# 'Electrostatic field of a circuit' What does it mean?

I've recently gotten into electrodynamics, I've studied electrostatics & magnetostatics, so far I know these facts:

Electrostatic fields are produced by static charge configurations Magnetic fields are produced by moving charge configurations (currents)

Now there is something that I cannot understand, for example, a wire carrying current that is supposed to be neutral, but according to this statement: There is an electric field inside the wire, which I know there must be, to actually drive current through the wire, but the wire is neutral, meaning it is not charged, so where does that electric field come from? Does it come from the source (battery)? And is at an electrostatic one, or does it come from a somehow induced charge within the wire, it could be the battery and that would easily answer the question. But what about the electric field outside the wire? Is it also due to the battery?

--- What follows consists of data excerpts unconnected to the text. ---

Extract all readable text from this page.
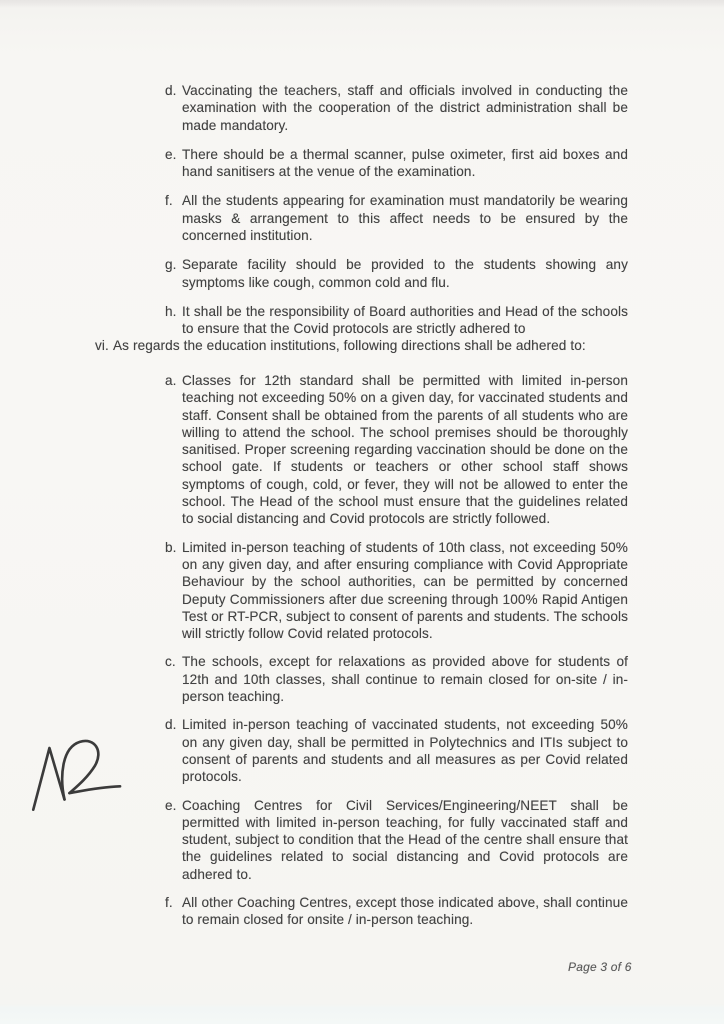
d. Vaccinating the teachers, staff and officials involved in conducting the examination with the cooperation of the district administration shall be made mandatory.
e. There should be a thermal scanner, pulse oximeter, first aid boxes and hand sanitisers at the venue of the examination.
f. All the students appearing for examination must mandatorily be wearing masks & arrangement to this affect needs to be ensured by the concerned institution.
g. Separate facility should be provided to the students showing any symptoms like cough, common cold and flu.
h. It shall be the responsibility of Board authorities and Head of the schools to ensure that the Covid protocols are strictly adhered to
vi. As regards the education institutions, following directions shall be adhered to:
a. Classes for 12th standard shall be permitted with limited in-person teaching not exceeding 50% on a given day, for vaccinated students and staff. Consent shall be obtained from the parents of all students who are willing to attend the school. The school premises should be thoroughly sanitised. Proper screening regarding vaccination should be done on the school gate. If students or teachers or other school staff shows symptoms of cough, cold, or fever, they will not be allowed to enter the school. The Head of the school must ensure that the guidelines related to social distancing and Covid protocols are strictly followed.
b. Limited in-person teaching of students of 10th class, not exceeding 50% on any given day, and after ensuring compliance with Covid Appropriate Behaviour by the school authorities, can be permitted by concerned Deputy Commissioners after due screening through 100% Rapid Antigen Test or RT-PCR, subject to consent of parents and students. The schools will strictly follow Covid related protocols.
c. The schools, except for relaxations as provided above for students of 12th and 10th classes, shall continue to remain closed for on-site / in- person teaching.
d. Limited in-person teaching of vaccinated students, not exceeding 50% on any given day, shall be permitted in Polytechnics and ITIs subject to consent of parents and students and all measures as per Covid related protocols.
e. Coaching Centres for Civil Services/Engineering/NEET shall be permitted with limited in-person teaching, for fully vaccinated staff and student, subject to condition that the Head of the centre shall ensure that the guidelines related to social distancing and Covid protocols are adhered to.
f. All other Coaching Centres, except those indicated above, shall continue to remain closed for onsite / in-person teaching.
Page 3 of 6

There is an electric field inside the wire, which I know there must be, to actually drive current through the wire, but the wire is neutral, meaning it is not charged, so where does that electric field come from?

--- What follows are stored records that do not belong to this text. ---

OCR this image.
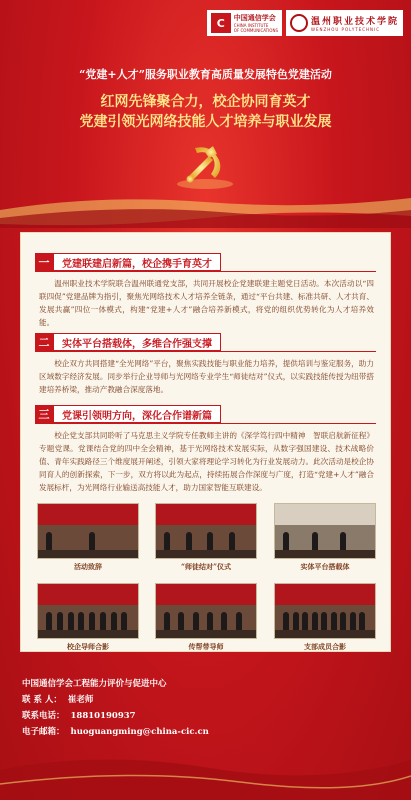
C	中国通信学会
CHINA INSTITUTE
OF COMMUNICATIONS
温州职业技术学院
WENZHOU POLYTECHNIC
“党建+人才”服务职业教育高质量发展特色党建活动
红网先锋聚合力，校企协同育英才
党建引领光网络技能人才培养与职业发展
一	党建联建启新篇，校企携手育英才
温州职业技术学院联合温州联通党支部，共同开展校企党建联建主题党日活动。本次活动以“四联四促”党建品牌为指引，聚焦光网络技术人才培养全链条，通过“平台共建、标准共研、人才共育、发展共赢”四位一体模式，构建“党建+人才”融合培养新模式，将党的组织优势转化为人才培养效能。
二	实体平台搭载体，多维合作强支撑
校企双方共同搭建“全光网络”平台，聚焦实践技能与职业能力培养，提供培训与鉴定服务，助力区域数字经济发展。同步举行企业导师与光网络专业学生“师徒结对”仪式，以实践技能传授为纽带搭建培养桥梁，推动产教融合深度落地。
三	党课引领明方向，深化合作谱新篇
校企党支部共同聆听了马克思主义学院专任教师主讲的《深学笃行四中精神　智联启航新征程》专题党课。党课结合党的四中全会精神，基于光网络技术发展实际，从数字强国建设、技术战略价值、青年实践路径三个维度展开阐述，引领大家将理论学习转化为行业发展动力。此次活动是校企协同育人的创新探索，下一步，双方将以此为起点，持续拓展合作深度与广度，打造“党建+人才”融合发展标杆，为光网络行业输送高技能人才，助力国家智能互联建设。
活动致辞	“师徒结对”仪式	实体平台搭载体
校企导师合影	传帮带导师	支部成员合影
中国通信学会工程能力评价与促进中心
联 系 人： 崔老师
联系电话： 18810190937
电子邮箱： huoguangming@china-cic.cn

The electric field within the wire must be established by the addition of, and redistribution of electric charge on the surface of the conductor.

Note that it isn't quite right to assume that the wire is electrically neutral. Indeed, in an electric circuit, it is generally not the case.

For example, consider the simple case of a battery connected to a resistor by two conductors (assume the resistance of the conductors can be neglected). The (electric) potential of the conductor connected to the positive terminal of the battery is higher than the potential of the conductor connected to the negative terminal. Clearly, at least one of the conductors has non-zero charge density.

Indeed, for there to be energy flow from the battery to the resistor, there must be an electric field from the more positive conductor to the more negative conductor. Associated with the flow of energy is a non-zero Poynting vector which requires both an electric and magnetic field in the space between the conductors: Yes, it is true that the current carrying while is neutral. This is because the net inflow of charge is exactly equal to the net outflow of charge (electrons in this case). But there is a very a subtle distinction between the origin of the electric field inside the wire and outside it.

You are correct in stating that the electric field inside the wire is created by the potential difference supplied by the battery. The electrons, in response to this field, move through the wire, producing a steady current.

But the electric field outside the conducting wire is not due the battery. It is due the electrons moving through the wire. Here's a link for more info on this: What are the fields produced around a current carrying conductor?

So to conclude - The electric field created (inside the wire) by the battery causes the electrons to move, and the moving electrons create another electric field (outside the wire) while moving up the potential difference.

Hope this helps!

• I don't believe this (accepted at this time) answer is correct. Consider, for example, the simple case of a cell connected to a resistor with two conductors - the conductors are not electrically neutral. Indeed, the two conductors form a capacitor that must by charged before equilibrium is established. – Alfred Centauri Aug 2 '19 at 13:09
• Also see, for example, Charge Density in a Current-Carrying Wire: "Discussions of the force on a charged particle outside a current-carrying wire often assume that the wire is electrically neutral. This problem explores how this assumption is not quite correct for resistive, current-carrying wires." – Alfred Centauri Aug 2 '19 at 13:32

Why do you assume the wire is exactly neutral? On surface of conductors there can be stable distribution of electric charge that is not zero everywhere. If there is constant electric field inside the wire at some point, the surface distribution of charges in neighbourhood of that point is such that it produces that field. The closer the charges are to that point, the greater their influence on electric field there.

The charge distribution on the surface of wires is maintained by the electric field of the battery.